La position d’Anthropic contre l’utilisation illimitée de l’IA militaire : une négociation à enjeux élevés

11

Anthropic, une startup leader dans le domaine de l’IA évaluée à 380 milliards de dollars, est aux prises avec un bras de fer tendu avec le département américain de la Défense (Pentagone) au sujet de l’utilisation illimitée de sa technologie. Le principal différend tourne autour d’une clause simple mais cruciale : la question de savoir si l’armée peut déployer l’IA d’Anthropic pour « toute utilisation légale ». Cela accorderait au Pentagone une large autorité pour utiliser l’IA à des fins de surveillance, de systèmes d’armes létales autonomes et d’autres applications actuellement restreintes par les politiques internes de l’entreprise.

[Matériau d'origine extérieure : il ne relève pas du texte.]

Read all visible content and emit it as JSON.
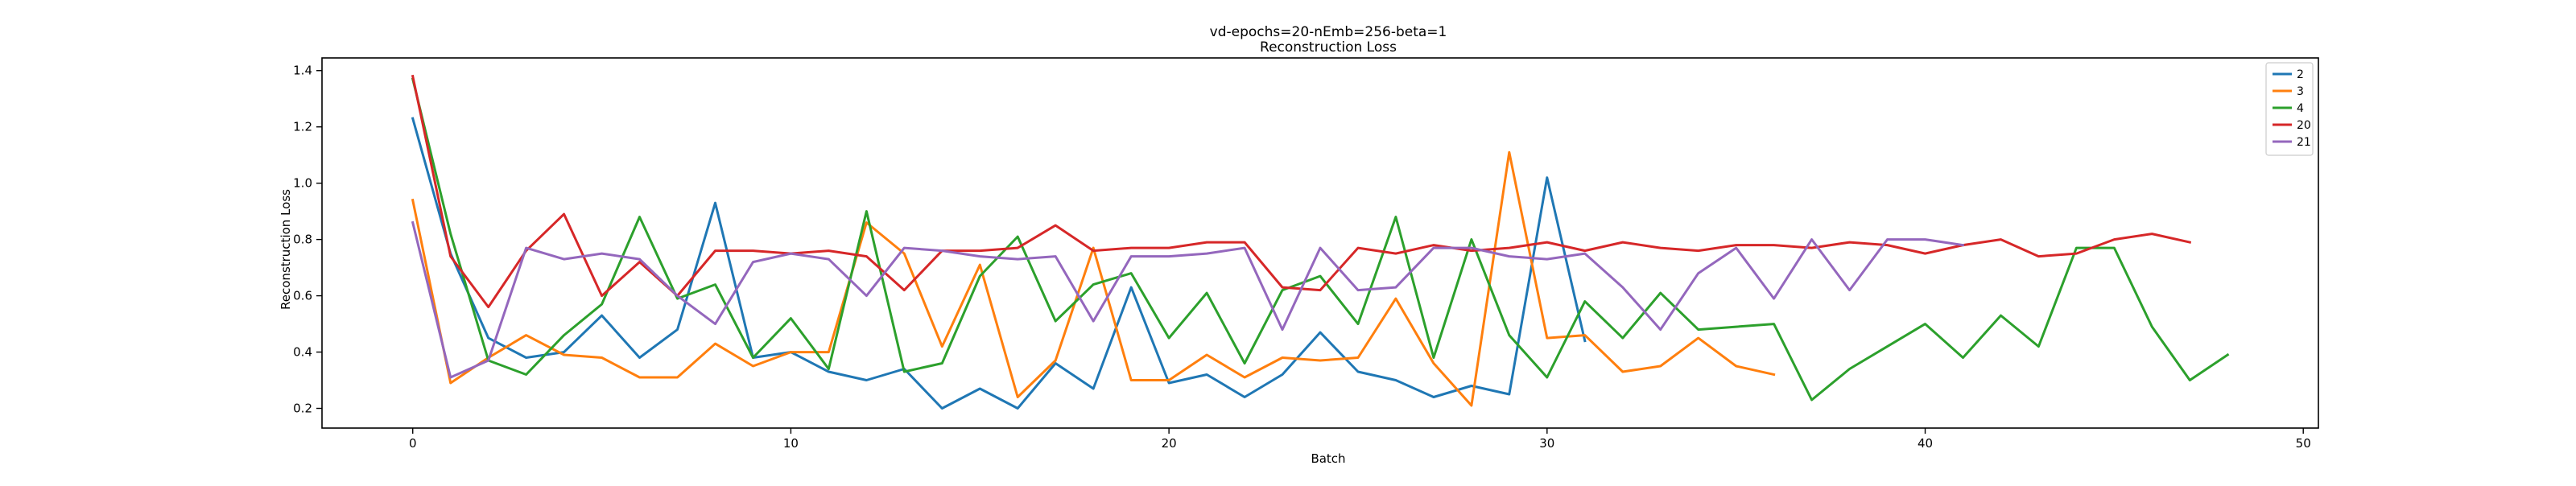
{
  "chart_data": {
    "type": "line",
    "title": "vd-epochs=20-nEmb=256-beta=1",
    "subtitle": "Reconstruction Loss",
    "xlabel": "Batch",
    "ylabel": "Reconstruction Loss",
    "xlim": [
      -2.4,
      50.4
    ],
    "ylim": [
      0.13,
      1.445
    ],
    "xticks": [
      0,
      10,
      20,
      30,
      40,
      50
    ],
    "yticks": [
      0.2,
      0.4,
      0.6,
      0.8,
      1.0,
      1.2,
      1.4
    ],
    "ytick_labels": [
      "0.2",
      "0.4",
      "0.6",
      "0.8",
      "1.0",
      "1.2",
      "1.4"
    ],
    "grid": false,
    "legend_position": "top-right",
    "series": [
      {
        "name": "2",
        "color": "#1f77b4",
        "x": [
          0,
          1,
          2,
          3,
          4,
          5,
          6,
          7,
          8,
          9,
          10,
          11,
          12,
          13,
          14,
          15,
          16,
          17,
          18,
          19,
          20,
          21,
          22,
          23,
          24,
          25,
          26,
          27,
          28,
          29,
          30,
          31
        ],
        "values": [
          1.23,
          0.75,
          0.45,
          0.38,
          0.4,
          0.53,
          0.38,
          0.48,
          0.93,
          0.38,
          0.4,
          0.33,
          0.3,
          0.34,
          0.2,
          0.27,
          0.2,
          0.36,
          0.27,
          0.63,
          0.29,
          0.32,
          0.24,
          0.32,
          0.47,
          0.33,
          0.3,
          0.24,
          0.28,
          0.25,
          1.02,
          0.44
        ]
      },
      {
        "name": "3",
        "color": "#ff7f0e",
        "x": [
          0,
          1,
          2,
          3,
          4,
          5,
          6,
          7,
          8,
          9,
          10,
          11,
          12,
          13,
          14,
          15,
          16,
          17,
          18,
          19,
          20,
          21,
          22,
          23,
          24,
          25,
          26,
          27,
          28,
          29,
          30,
          31,
          32,
          33,
          34,
          35,
          36
        ],
        "values": [
          0.94,
          0.29,
          0.38,
          0.46,
          0.39,
          0.38,
          0.31,
          0.31,
          0.43,
          0.35,
          0.4,
          0.4,
          0.86,
          0.75,
          0.42,
          0.71,
          0.24,
          0.37,
          0.77,
          0.3,
          0.3,
          0.39,
          0.31,
          0.38,
          0.37,
          0.38,
          0.59,
          0.36,
          0.21,
          1.11,
          0.45,
          0.46,
          0.33,
          0.35,
          0.45,
          0.35,
          0.32
        ]
      },
      {
        "name": "4",
        "color": "#2ca02c",
        "x": [
          0,
          1,
          2,
          3,
          4,
          5,
          6,
          7,
          8,
          9,
          10,
          11,
          12,
          13,
          14,
          15,
          16,
          17,
          18,
          19,
          20,
          21,
          22,
          23,
          24,
          25,
          26,
          27,
          28,
          29,
          30,
          31,
          32,
          33,
          34,
          35,
          36,
          37,
          38,
          39,
          40,
          41,
          42,
          43,
          44,
          45,
          46,
          47,
          48
        ],
        "values": [
          1.37,
          0.82,
          0.37,
          0.32,
          0.46,
          0.57,
          0.88,
          0.59,
          0.64,
          0.38,
          0.52,
          0.34,
          0.9,
          0.33,
          0.36,
          0.67,
          0.81,
          0.51,
          0.64,
          0.68,
          0.45,
          0.61,
          0.36,
          0.62,
          0.67,
          0.5,
          0.88,
          0.38,
          0.8,
          0.46,
          0.31,
          0.58,
          0.45,
          0.61,
          0.48,
          0.49,
          0.5,
          0.23,
          0.34,
          0.42,
          0.5,
          0.38,
          0.53,
          0.42,
          0.77,
          0.77,
          0.49,
          0.3,
          0.39
        ]
      },
      {
        "name": "20",
        "color": "#d62728",
        "x": [
          0,
          1,
          2,
          3,
          4,
          5,
          6,
          7,
          8,
          9,
          10,
          11,
          12,
          13,
          14,
          15,
          16,
          17,
          18,
          19,
          20,
          21,
          22,
          23,
          24,
          25,
          26,
          27,
          28,
          29,
          30,
          31,
          32,
          33,
          34,
          35,
          36,
          37,
          38,
          39,
          40,
          41,
          42,
          43,
          44,
          45,
          46,
          47
        ],
        "values": [
          1.38,
          0.74,
          0.56,
          0.76,
          0.89,
          0.6,
          0.72,
          0.6,
          0.76,
          0.76,
          0.75,
          0.76,
          0.74,
          0.62,
          0.76,
          0.76,
          0.77,
          0.85,
          0.76,
          0.77,
          0.77,
          0.79,
          0.79,
          0.63,
          0.62,
          0.77,
          0.75,
          0.78,
          0.76,
          0.77,
          0.79,
          0.76,
          0.79,
          0.77,
          0.76,
          0.78,
          0.78,
          0.77,
          0.79,
          0.78,
          0.75,
          0.78,
          0.8,
          0.74,
          0.75,
          0.8,
          0.82,
          0.79
        ]
      },
      {
        "name": "21",
        "color": "#9467bd",
        "x": [
          0,
          1,
          2,
          3,
          4,
          5,
          6,
          7,
          8,
          9,
          10,
          11,
          12,
          13,
          14,
          15,
          16,
          17,
          18,
          19,
          20,
          21,
          22,
          23,
          24,
          25,
          26,
          27,
          28,
          29,
          30,
          31,
          32,
          33,
          34,
          35,
          36,
          37,
          38,
          39,
          40,
          41
        ],
        "values": [
          0.86,
          0.31,
          0.37,
          0.77,
          0.73,
          0.75,
          0.73,
          0.6,
          0.5,
          0.72,
          0.75,
          0.73,
          0.6,
          0.77,
          0.76,
          0.74,
          0.73,
          0.74,
          0.51,
          0.74,
          0.74,
          0.75,
          0.77,
          0.48,
          0.77,
          0.62,
          0.63,
          0.77,
          0.77,
          0.74,
          0.73,
          0.75,
          0.63,
          0.48,
          0.68,
          0.77,
          0.59,
          0.8,
          0.62,
          0.8,
          0.8,
          0.78
        ]
      }
    ]
  }
}
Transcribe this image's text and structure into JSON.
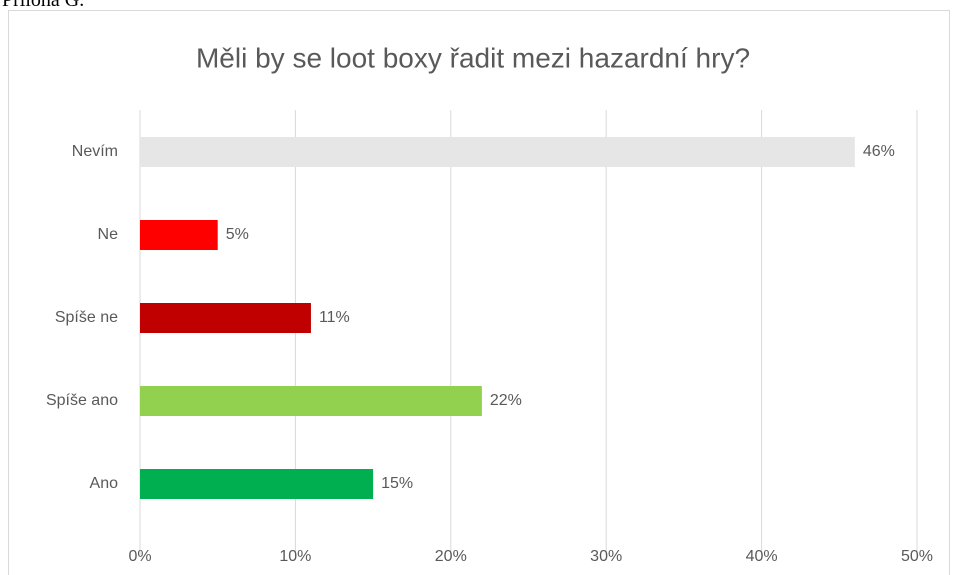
{
  "caption": "Příloha G.",
  "chart_data": {
    "type": "bar",
    "orientation": "horizontal",
    "title": "Měli by se loot boxy řadit mezi hazardní hry?",
    "categories": [
      "Nevím",
      "Ne",
      "Spíše ne",
      "Spíše ano",
      "Ano"
    ],
    "values": [
      46,
      5,
      11,
      22,
      15
    ],
    "value_labels": [
      "46%",
      "5%",
      "11%",
      "22%",
      "15%"
    ],
    "colors": [
      "#e7e6e6",
      "#ff0000",
      "#c00000",
      "#92d050",
      "#00b050"
    ],
    "xlim": [
      0,
      50
    ],
    "xticks": [
      {
        "value": 0,
        "label": "0%"
      },
      {
        "value": 10,
        "label": "10%"
      },
      {
        "value": 20,
        "label": "20%"
      },
      {
        "value": 30,
        "label": "30%"
      },
      {
        "value": 40,
        "label": "40%"
      },
      {
        "value": 50,
        "label": "50%"
      }
    ],
    "grid": true
  }
}
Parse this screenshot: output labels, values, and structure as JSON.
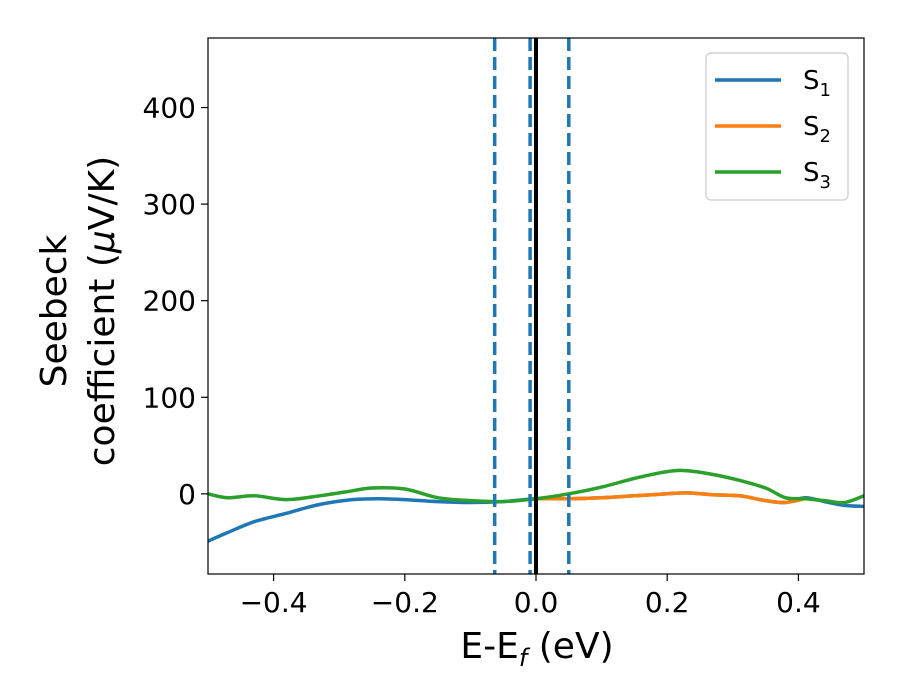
{
  "chart_data": {
    "type": "line",
    "xlabel": "E-E",
    "xlabel_sub": "f",
    "xlabel_unit": " (eV)",
    "ylabel_line1": "Seebeck",
    "ylabel_line2": "coefficient  (",
    "ylabel_mu": "μ",
    "ylabel_unit": "V/K)",
    "xlim": [
      -0.5,
      0.5
    ],
    "ylim": [
      -83,
      472
    ],
    "xticks": [
      -0.4,
      -0.2,
      0.0,
      0.2,
      0.4
    ],
    "xtick_labels": [
      "−0.4",
      "−0.2",
      "0.0",
      "0.2",
      "0.4"
    ],
    "yticks": [
      0,
      100,
      200,
      300,
      400
    ],
    "ytick_labels": [
      "0",
      "100",
      "200",
      "300",
      "400"
    ],
    "grid": false,
    "legend_position": "top-right",
    "vlines": [
      {
        "x": -0.063,
        "style": "dashed",
        "color": "#1f77b4"
      },
      {
        "x": -0.009,
        "style": "dashed",
        "color": "#1f77b4"
      },
      {
        "x": 0.05,
        "style": "dashed",
        "color": "#1f77b4"
      },
      {
        "x": 0.0,
        "style": "solid",
        "color": "#000000"
      }
    ],
    "series": [
      {
        "name": "S",
        "sub": "1",
        "color": "#1f77b4",
        "x": [
          -0.5,
          -0.47,
          -0.43,
          -0.38,
          -0.33,
          -0.28,
          -0.24,
          -0.2,
          -0.15,
          -0.1,
          -0.05,
          0.0,
          0.05,
          0.1,
          0.15,
          0.2,
          0.23,
          0.27,
          0.31,
          0.35,
          0.38,
          0.41,
          0.44,
          0.47,
          0.5
        ],
        "y": [
          -49,
          -40,
          -29,
          -20,
          -11,
          -6,
          -5,
          -6,
          -8,
          -9,
          -8,
          -5,
          -5,
          -4,
          -2,
          0,
          1,
          -1,
          -2,
          -7,
          -9,
          -4,
          -8,
          -12,
          -13
        ]
      },
      {
        "name": "S",
        "sub": "2",
        "color": "#ff7f0e",
        "x": [
          0.0,
          0.05,
          0.1,
          0.15,
          0.2,
          0.23,
          0.27,
          0.31,
          0.35,
          0.38,
          0.41
        ],
        "y": [
          -5,
          -5,
          -4,
          -2,
          0,
          1,
          -1,
          -2,
          -7,
          -9,
          -5
        ]
      },
      {
        "name": "S",
        "sub": "3",
        "color": "#2ca02c",
        "x": [
          -0.5,
          -0.47,
          -0.43,
          -0.38,
          -0.33,
          -0.29,
          -0.25,
          -0.2,
          -0.15,
          -0.1,
          -0.05,
          0.0,
          0.05,
          0.1,
          0.15,
          0.2,
          0.23,
          0.27,
          0.31,
          0.35,
          0.38,
          0.41,
          0.44,
          0.47,
          0.5
        ],
        "y": [
          0,
          -4,
          -2,
          -6,
          -2,
          2,
          6,
          5,
          -4,
          -7,
          -8,
          -5,
          0,
          7,
          16,
          23,
          24,
          20,
          14,
          6,
          -4,
          -5,
          -7,
          -9,
          -2
        ]
      }
    ]
  }
}
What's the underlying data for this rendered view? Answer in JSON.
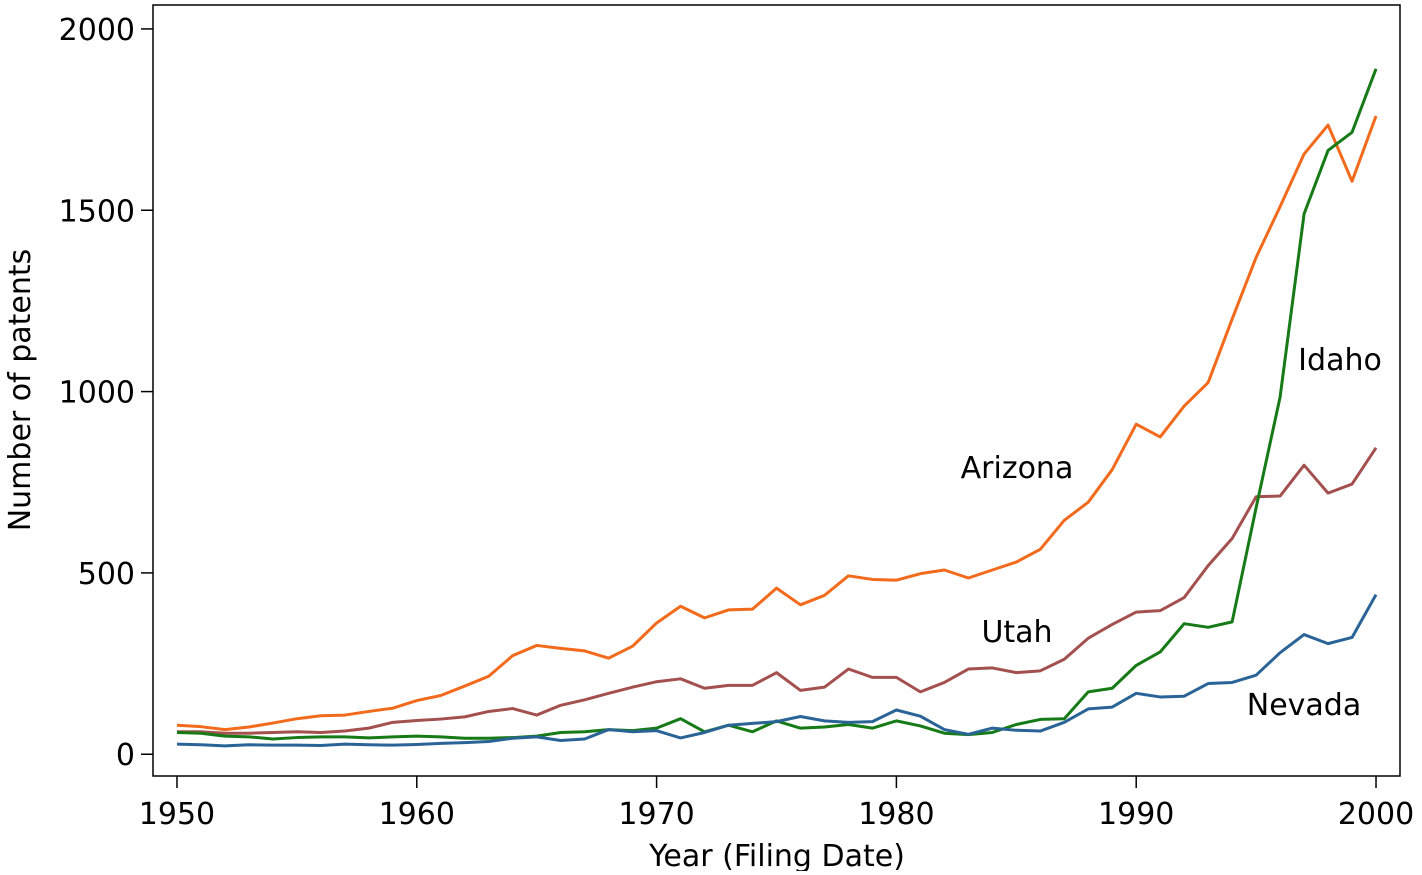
{
  "chart_data": {
    "type": "line",
    "x_label": "Year (Filing Date)",
    "y_label": "Number of patents",
    "x": [
      1950,
      1951,
      1952,
      1953,
      1954,
      1955,
      1956,
      1957,
      1958,
      1959,
      1960,
      1961,
      1962,
      1963,
      1964,
      1965,
      1966,
      1967,
      1968,
      1969,
      1970,
      1971,
      1972,
      1973,
      1974,
      1975,
      1976,
      1977,
      1978,
      1979,
      1980,
      1981,
      1982,
      1983,
      1984,
      1985,
      1986,
      1987,
      1988,
      1989,
      1990,
      1991,
      1992,
      1993,
      1994,
      1995,
      1996,
      1997,
      1998,
      1999,
      2000
    ],
    "series": [
      {
        "name": "Arizona",
        "color": "#f26a1b",
        "values": [
          80,
          76,
          68,
          75,
          86,
          98,
          106,
          108,
          118,
          127,
          148,
          162,
          188,
          215,
          272,
          300,
          292,
          285,
          265,
          298,
          362,
          408,
          376,
          398,
          400,
          458,
          412,
          438,
          492,
          482,
          480,
          498,
          508,
          486,
          508,
          530,
          565,
          645,
          695,
          785,
          910,
          875,
          960,
          1025,
          1200,
          1370,
          1510,
          1655,
          1735,
          1580,
          1760
        ]
      },
      {
        "name": "Utah",
        "color": "#a3504e",
        "values": [
          62,
          62,
          58,
          58,
          60,
          62,
          60,
          64,
          72,
          88,
          93,
          97,
          103,
          118,
          126,
          108,
          135,
          150,
          168,
          185,
          200,
          208,
          182,
          190,
          190,
          225,
          176,
          185,
          235,
          212,
          212,
          172,
          198,
          235,
          238,
          225,
          230,
          262,
          320,
          358,
          392,
          396,
          432,
          520,
          595,
          710,
          712,
          797,
          720,
          745,
          845
        ]
      },
      {
        "name": "Idaho",
        "color": "#167a16",
        "values": [
          60,
          58,
          50,
          48,
          42,
          46,
          48,
          48,
          45,
          48,
          50,
          48,
          44,
          44,
          46,
          50,
          60,
          62,
          68,
          65,
          72,
          98,
          62,
          80,
          62,
          92,
          72,
          75,
          82,
          72,
          92,
          78,
          58,
          54,
          60,
          82,
          96,
          98,
          172,
          182,
          245,
          282,
          360,
          350,
          365,
          680,
          985,
          1490,
          1665,
          1715,
          1890
        ]
      },
      {
        "name": "Nevada",
        "color": "#2a6496",
        "values": [
          28,
          26,
          23,
          26,
          25,
          25,
          24,
          28,
          26,
          25,
          27,
          30,
          32,
          35,
          44,
          48,
          38,
          42,
          68,
          62,
          65,
          45,
          60,
          80,
          85,
          90,
          104,
          92,
          88,
          90,
          122,
          105,
          68,
          55,
          72,
          66,
          64,
          88,
          125,
          130,
          168,
          158,
          160,
          195,
          198,
          218,
          280,
          330,
          305,
          322,
          440
        ]
      }
    ],
    "xlim": [
      1949,
      2001
    ],
    "ylim": [
      -60,
      2066
    ],
    "xticks": [
      1950,
      1960,
      1970,
      1980,
      1990,
      2000
    ],
    "yticks": [
      0,
      500,
      1000,
      1500,
      2000
    ],
    "grid": false
  }
}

Les négociations ont dégénéré en tactiques de pression publique, les responsables du Pentagone ayant apparemment menacé de classer Anthropic comme un « risque pour la chaîne d’approvisionnement » – une désignation généralement réservée aux menaces à la sécurité nationale. Cette décision, pilotée par le directeur technique du Pentagone, Emil Michael, couperait effectivement Anthropic des principaux contrats de défense et forcerait des entreprises comme AWS, Palantir et Anduril à rompre leurs liens. La situation est sans précédent, car le Pentagone menace rarement publiquement les entreprises américaines, encore moins en cas de désaccords politiques.

Pourquoi c’est important

La pression du Pentagone en faveur de « toute utilisation licite » reflète l’urgence croissante d’intégrer l’IA dans les opérations militaires sans limites. Cela soulève des questions fondamentales sur la responsabilité, les limites éthiques et la possibilité que des systèmes d’armes autonomes fonctionnent sans surveillance humaine. Le différend met en évidence la tension entre les progrès technologiques rapides et la nécessité d’une gouvernance responsable de l’IA.

Les principales revendications

Anthropic a tracé deux lignes directrices : elle ne permettra pas que son IA soit utilisée pour des opérations meurtrières entièrement autonomes ou pour une surveillance nationale de masse. L’entreprise affirme que les lois actuelles n’ont pas rattrapé les capacités de l’IA, ce qui pourrait porter atteinte aux libertés civiles. De plus, Anthropic estime que la technologie permettant de créer des armes véritablement autonomes sans intervention humaine n’est pas encore suffisamment fiable pour être déployée.

Le Pentagone est cependant déterminé à éliminer toute restriction. Une récente note du secrétaire d’État Pete Hegseth exige que tous les contrats d’achat d’IA donnent la priorité à la vitesse plutôt qu’à la sécurité, même si cela implique d’accepter un « alignement imparfait ». Le mémo appelle explicitement à intégrer l’IA dans « l’exécution de la chaîne de destruction » et à donner la priorité aux modèles exempts de contraintes d’utilisation. OpenAI, xAI et Google ont déjà renégocié leurs contrats pour se conformer à ces conditions, mais aucun de leurs modèles ne détient actuellement l’habilitation de sécurité la plus élevée requise pour les opérations classifiées du Pentagone.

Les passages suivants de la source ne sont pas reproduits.